Вечная Любовь - Нагорнов Николай. Страница 35

Может быть, постижимым. И все-таки бесконечным.

И ты вспомнишь человека, впервые написавшего это, и ответишь, что и меня ждет та же судьба, и ответишь, что эта огромная страна оказалась слишком велика, чтобы вместить его, и столь же слишком великой окажется и для меня, а потому никто мне в этом не поможет, тем более - ты. Ответишь, и губы твои дрогнут, и ты не сможешь больше смотреть мне в глаза, твоя рука горячо скользнет по моей, и ты быстро отойдешь от меня и войдешь не оглядываясь во двор твоего дома, когда-то нашего, твоего и моего, - и ты знаешь, что этим обманешь себя, ведь если ты оглянешься и увидишь, как стою посреди безлюдного тротуара в тени тополя и смотрю тебе вслед, а в воздухе еще плывет мое "Мир останется прежним"... то что-то дрогнет в тебе, и тогда...

Поэтому ты не оглянешься.

Глава 5

Страна Вечной Радости

Уже остался позади тот большой старый тополь, прячущий в своей тени твое окно...

Что теперь? Поехать к сестре, любимой сестре Марианне, сестре в очень дальней степени родства...

Да, поехать к ней, ведь не был у нее так давно - просто вспомнить то давнее лето, где мы с тобой, Эльвира, бывали у нее долгими вечерами, лето Марианны...

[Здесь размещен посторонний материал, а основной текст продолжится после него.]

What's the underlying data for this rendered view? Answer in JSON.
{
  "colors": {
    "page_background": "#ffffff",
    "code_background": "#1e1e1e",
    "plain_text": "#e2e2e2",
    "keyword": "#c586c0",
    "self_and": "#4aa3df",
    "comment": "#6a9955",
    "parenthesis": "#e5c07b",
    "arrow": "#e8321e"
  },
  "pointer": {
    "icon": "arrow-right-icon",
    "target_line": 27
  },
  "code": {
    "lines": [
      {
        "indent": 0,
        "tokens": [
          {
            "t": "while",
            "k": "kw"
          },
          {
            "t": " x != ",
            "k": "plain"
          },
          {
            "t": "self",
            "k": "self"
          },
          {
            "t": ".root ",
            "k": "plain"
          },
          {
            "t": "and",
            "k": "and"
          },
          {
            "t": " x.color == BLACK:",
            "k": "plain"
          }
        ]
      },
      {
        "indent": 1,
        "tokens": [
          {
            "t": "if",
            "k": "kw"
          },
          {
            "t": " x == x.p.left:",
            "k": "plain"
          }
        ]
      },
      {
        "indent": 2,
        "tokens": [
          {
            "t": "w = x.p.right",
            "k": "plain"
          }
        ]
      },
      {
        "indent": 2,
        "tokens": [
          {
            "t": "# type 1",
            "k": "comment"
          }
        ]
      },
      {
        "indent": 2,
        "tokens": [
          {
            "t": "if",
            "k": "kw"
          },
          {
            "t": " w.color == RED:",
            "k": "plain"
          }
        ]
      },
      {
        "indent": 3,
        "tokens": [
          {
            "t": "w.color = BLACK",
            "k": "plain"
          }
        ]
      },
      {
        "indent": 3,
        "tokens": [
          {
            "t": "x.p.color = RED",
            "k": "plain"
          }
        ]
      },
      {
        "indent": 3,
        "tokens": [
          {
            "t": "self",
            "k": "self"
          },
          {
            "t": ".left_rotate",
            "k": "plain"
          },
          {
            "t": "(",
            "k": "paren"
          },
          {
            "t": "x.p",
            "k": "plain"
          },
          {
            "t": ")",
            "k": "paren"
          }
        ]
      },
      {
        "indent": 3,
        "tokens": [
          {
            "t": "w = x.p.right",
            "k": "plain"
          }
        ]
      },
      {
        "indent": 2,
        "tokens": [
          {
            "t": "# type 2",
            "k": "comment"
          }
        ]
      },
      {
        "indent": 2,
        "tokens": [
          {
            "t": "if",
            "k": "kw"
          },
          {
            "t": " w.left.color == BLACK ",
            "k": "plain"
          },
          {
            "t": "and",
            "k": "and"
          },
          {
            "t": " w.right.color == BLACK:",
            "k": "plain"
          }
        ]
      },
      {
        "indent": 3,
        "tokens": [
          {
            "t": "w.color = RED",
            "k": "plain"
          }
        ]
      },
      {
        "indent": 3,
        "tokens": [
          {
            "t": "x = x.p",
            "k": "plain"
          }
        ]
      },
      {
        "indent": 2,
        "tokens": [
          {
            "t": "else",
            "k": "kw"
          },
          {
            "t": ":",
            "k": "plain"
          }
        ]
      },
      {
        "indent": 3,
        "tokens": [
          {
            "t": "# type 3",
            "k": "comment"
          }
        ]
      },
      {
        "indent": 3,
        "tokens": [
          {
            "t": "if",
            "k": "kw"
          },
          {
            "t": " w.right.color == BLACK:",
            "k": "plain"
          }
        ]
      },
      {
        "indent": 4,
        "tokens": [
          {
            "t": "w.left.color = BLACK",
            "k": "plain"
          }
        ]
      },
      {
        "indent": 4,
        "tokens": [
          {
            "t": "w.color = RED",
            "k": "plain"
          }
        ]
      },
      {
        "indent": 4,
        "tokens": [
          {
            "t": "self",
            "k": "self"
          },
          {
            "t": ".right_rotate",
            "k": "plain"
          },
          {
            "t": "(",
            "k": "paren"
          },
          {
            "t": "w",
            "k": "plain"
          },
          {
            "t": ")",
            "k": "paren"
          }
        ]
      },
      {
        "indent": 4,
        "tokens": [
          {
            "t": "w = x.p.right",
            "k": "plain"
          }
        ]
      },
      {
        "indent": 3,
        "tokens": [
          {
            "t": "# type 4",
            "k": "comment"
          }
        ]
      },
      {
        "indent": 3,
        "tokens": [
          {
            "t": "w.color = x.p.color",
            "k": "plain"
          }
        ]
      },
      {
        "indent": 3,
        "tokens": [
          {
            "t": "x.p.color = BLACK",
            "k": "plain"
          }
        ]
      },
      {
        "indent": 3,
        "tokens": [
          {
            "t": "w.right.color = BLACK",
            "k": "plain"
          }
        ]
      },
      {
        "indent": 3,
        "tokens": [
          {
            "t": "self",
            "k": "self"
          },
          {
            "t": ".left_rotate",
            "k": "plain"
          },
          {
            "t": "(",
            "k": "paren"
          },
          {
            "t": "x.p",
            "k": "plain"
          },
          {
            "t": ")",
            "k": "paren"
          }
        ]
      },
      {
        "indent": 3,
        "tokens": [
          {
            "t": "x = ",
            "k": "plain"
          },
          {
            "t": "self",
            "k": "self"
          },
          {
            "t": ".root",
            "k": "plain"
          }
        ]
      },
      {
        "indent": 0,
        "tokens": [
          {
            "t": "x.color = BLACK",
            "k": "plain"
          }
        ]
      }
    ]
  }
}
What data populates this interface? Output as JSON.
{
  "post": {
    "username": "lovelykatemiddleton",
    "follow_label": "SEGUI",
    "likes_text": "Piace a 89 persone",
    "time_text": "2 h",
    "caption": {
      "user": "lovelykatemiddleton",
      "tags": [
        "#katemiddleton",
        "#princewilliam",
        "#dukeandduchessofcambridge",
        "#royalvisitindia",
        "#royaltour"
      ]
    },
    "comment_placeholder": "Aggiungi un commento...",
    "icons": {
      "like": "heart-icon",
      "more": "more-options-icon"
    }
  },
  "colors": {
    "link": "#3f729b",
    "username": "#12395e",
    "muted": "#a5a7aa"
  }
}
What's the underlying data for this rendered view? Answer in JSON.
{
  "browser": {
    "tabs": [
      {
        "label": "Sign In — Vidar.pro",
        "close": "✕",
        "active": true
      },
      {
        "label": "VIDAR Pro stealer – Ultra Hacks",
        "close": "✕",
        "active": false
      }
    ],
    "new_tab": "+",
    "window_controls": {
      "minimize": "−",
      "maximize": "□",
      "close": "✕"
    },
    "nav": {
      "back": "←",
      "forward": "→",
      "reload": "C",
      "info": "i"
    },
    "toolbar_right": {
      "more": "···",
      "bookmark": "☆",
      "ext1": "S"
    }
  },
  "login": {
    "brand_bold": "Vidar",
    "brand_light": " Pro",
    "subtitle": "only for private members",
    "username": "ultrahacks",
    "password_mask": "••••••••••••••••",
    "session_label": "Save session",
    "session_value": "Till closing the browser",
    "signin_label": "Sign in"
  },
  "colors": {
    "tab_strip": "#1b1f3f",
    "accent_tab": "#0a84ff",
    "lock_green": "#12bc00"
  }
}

Если посмотреть на этот тоненький прозрачный лед, сочащийся талой водой от весеннего солнца, медленно плывущего к горизонту над деревянными домиками, как оно и могло неощутимо плыть лишь в детстве, когда торопиться некуда, и можно смотреть на эти сосульки целый час, то что же это напомнит? Что это напомнит, если рядом с тобой стоит эта спокойная стройная женщина с неуловимой улыбкой и переводит удивленный взгляд то на этот тающий лед, то на тебя?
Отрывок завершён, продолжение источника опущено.